First, White House officials meet with “dreamers” who risk being deported; Mostly Indian: The Tribune India


Washington, May 20

For the first time, White House officials have met with a cross-section of documented ‘dreamers’, mostly American Indians, giving a patient ear to their concerns about aging and indicating there could be positive steps so that they don’t have to leave the country where they have spent most of their lives.

The so-called documented dreamers, estimated to number around 250,000, grew up legally in the United States but face deportation at age 21.

“We look forward to seeing positive policy changes, both administrative and legislative, to end aging,” said Improve the Dream, a youth-led grassroots organization fighting for the cause of Documented Dreamers.

Earlier this week, a large Improving the Dream representative group met with Betsy Lawrence, Assistant Assistant to the President for Immigration, and Erika L. Moritsugu, Assistant Assistant to the President and a Hawaiian-Pacific Islander American.

Although these children have been coming to Washington DC for a few years, this is the first time senior White House officials have met them.

“I really appreciated meeting the White House officials who took the time to come and listen to our stories and who were ready to help us. I enjoyed meeting them and I would like to thank them for all that they have made to help us the first group in our situation to meet with White House officials in the White House, it was a surreal experience and one that I will not forget,” Sri Harini Kundu said.

Harini came to America when he was seven years old and since then has lived in three US states of Texas, New Jersey and currently North Carolina.

He will be 23 in September this year. “I am currently in an F1 student visa status and will have to self-expel upon completion of my studies. I am about to graduate in the fall of 2022 with a bachelor’s degree in psychology from the University North.

“For years, I felt like I was forgotten by the government. Because I was able to share my experiences of being a documented dreamer who got older and my family was separated, I finally I felt like I was being heard. The Biden administration seems to be very empathetic to the hardships that thousands of us face each year. I’m more confident that some of the injustices will soon be resolved,” Eti told PTI . Eti and her twin sister Eva, who are now 25, were brought to the United States when they were seven when their father started his doctorate.

When they were in college, their father’s employer sponsored their father and dependents for a green card. After getting past the stage of applying for their parents’ visa and green card, Eva and Eti moved from a temporary visa to a temporary visa.

Eva was lucky enough to find an employer to sponsor her for a work visa and is about to enter the back of the 150-year-old green card line, while Eti is on a student visa international to complete his doctorate and is currently in no line.

Chandana Karumanchi said that after years of feeling lonely and her situation spiraling out of control, speaking to these government officials about her experience was truly a moment to remember.

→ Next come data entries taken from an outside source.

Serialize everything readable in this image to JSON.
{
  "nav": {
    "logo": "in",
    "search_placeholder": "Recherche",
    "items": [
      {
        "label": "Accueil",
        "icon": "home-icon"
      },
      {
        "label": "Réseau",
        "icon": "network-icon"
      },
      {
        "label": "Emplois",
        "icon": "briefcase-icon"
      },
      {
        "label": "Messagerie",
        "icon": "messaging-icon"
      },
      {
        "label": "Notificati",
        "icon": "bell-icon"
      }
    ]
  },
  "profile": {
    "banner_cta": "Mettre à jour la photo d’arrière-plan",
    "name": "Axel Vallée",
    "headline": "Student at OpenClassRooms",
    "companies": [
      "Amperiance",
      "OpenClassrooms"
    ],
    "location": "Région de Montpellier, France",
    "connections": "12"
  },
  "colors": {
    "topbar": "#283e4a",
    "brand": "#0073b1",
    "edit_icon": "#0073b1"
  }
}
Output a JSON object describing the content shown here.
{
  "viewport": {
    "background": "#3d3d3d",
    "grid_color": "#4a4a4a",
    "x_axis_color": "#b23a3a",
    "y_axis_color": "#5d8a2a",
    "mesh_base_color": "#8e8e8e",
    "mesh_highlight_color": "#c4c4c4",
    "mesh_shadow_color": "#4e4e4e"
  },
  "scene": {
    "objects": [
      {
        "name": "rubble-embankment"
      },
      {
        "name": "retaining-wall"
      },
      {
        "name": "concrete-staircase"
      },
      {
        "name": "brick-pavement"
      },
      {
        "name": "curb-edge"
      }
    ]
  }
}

“Senior officials recognizing our problems as real and requiring an immediate response agreed with the idea that Documented Dreamers have a place in American society. It really made me feel like I belong here. “opportunity to actively participate in our democracy, senior White House officials also left me feeling that I and everyone who is part of Improve the Dream could make a difference in our situation,” she said. .

These children also attended a press conference organized by influential US congressional lawmakers.

“Attending the press conference yesterday and having the chance to speak about my testimony with Rep. Ross has allowed me to represent and fight for change, not just for myself but for the 200,000 documented dreamers who are fighting for pursue their dreams and careers with constant fear. It was an honor to be heard and now we must put our words into action,” said 18-year-old Fedora Castelino.

“I came to the United States with my parents when I was seven years old and always dreamed of serving in our country’s armed forces. Throughout high school, I pursued an engineering degree in the hope to one day join an ROTC program in college and have a future in the U.S. Army Corps of Engineers. However, that was not possible due to my limitations on an H-4 visa,” he said. -he declares.

“For the first time, more than 20 young immigrants from Improve The Dream visited the White House this week and met with senior immigration administrators to discuss the issue of aging and the backlog of green cards for immigrants. concerned young people,” said Dip Patel, founder of Improve. the dream.

“This week, they not only got to tell their stories to the executive office, but also to their legislators – the members of Congress who represent them. representatives from Indiana, Florida, Iowa and more,” he said.

More than 250,000 children and young adults live in the United States as dependents of long-term nonimmigrant visa holders (including H-1B, L-1, E-1, and E -2). These people grow up in the United States, attend American schools, and graduate from American universities. Because they have retained their legal status, Documented Dreamers are not eligible for protection under Deferred Action for Childhood Arrivals (DACA) or the accompanying work authorization.

Last July, several lawmakers introduced the bipartisan Child America Act in the House and Senate. If passed, the bill would put an end to aging for good and offer these young people a pathway to permanent residency.